Néapolis, un second roman signé HK, chez Riveneuve éditions

Publié le par dan29000

Si on vous dit H.K. ?

Ou encore Kaddour Hadadi ?

Ou encore HK et les Saltimbanks, cela va mieux ?

 

Nous connaissions déjà l'auteur-compositeur-interprête du très fameux "On lâche rien", mais ce que l'on savait moins est qu'il est aussi écrivain. Déjà un premier roman en 2012 "J'écris donc j'existe", et maintenant un deuxième "Néapolis".

 

Donc une ville, Néapolis, une ville et un hôtel.

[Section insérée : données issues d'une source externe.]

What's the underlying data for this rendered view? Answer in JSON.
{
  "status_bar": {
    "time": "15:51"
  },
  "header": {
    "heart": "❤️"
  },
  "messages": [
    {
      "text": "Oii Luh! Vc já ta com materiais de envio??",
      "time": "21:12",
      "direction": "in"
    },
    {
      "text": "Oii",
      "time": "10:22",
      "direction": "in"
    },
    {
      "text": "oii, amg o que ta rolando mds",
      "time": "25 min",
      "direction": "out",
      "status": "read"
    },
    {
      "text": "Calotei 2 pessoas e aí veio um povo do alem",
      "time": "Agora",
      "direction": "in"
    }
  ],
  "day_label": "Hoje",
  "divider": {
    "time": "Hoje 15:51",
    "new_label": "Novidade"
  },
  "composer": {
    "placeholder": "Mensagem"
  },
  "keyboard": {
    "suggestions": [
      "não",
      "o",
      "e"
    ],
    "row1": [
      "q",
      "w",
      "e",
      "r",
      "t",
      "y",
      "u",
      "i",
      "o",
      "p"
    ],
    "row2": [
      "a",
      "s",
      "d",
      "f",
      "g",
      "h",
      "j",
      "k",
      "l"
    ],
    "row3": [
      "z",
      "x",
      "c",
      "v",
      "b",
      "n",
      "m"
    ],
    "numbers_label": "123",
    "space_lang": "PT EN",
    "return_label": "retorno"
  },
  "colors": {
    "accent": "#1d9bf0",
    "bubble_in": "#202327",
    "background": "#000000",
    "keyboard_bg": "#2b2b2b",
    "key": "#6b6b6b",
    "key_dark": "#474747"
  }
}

Un hôtel où un homme se réveille, sans souvenir.

 

En 23 courts chapitres, l'auteur nous fait partager la vie de cet homme qui tente de comprendre qui il est, où il se trouve, presque une enquête, même si l'on est loin d'un polar. Au fil de sa recherche il va rencontrer plein de gens, dans cette étrange ville entourée de murs et de soldats, une ville déjà ancienne, peuplée de paysans et de marchands. Une ville sous occupation, une ville en guerre, avec des occupants, et donc des occupés qui subissent, chaque jour.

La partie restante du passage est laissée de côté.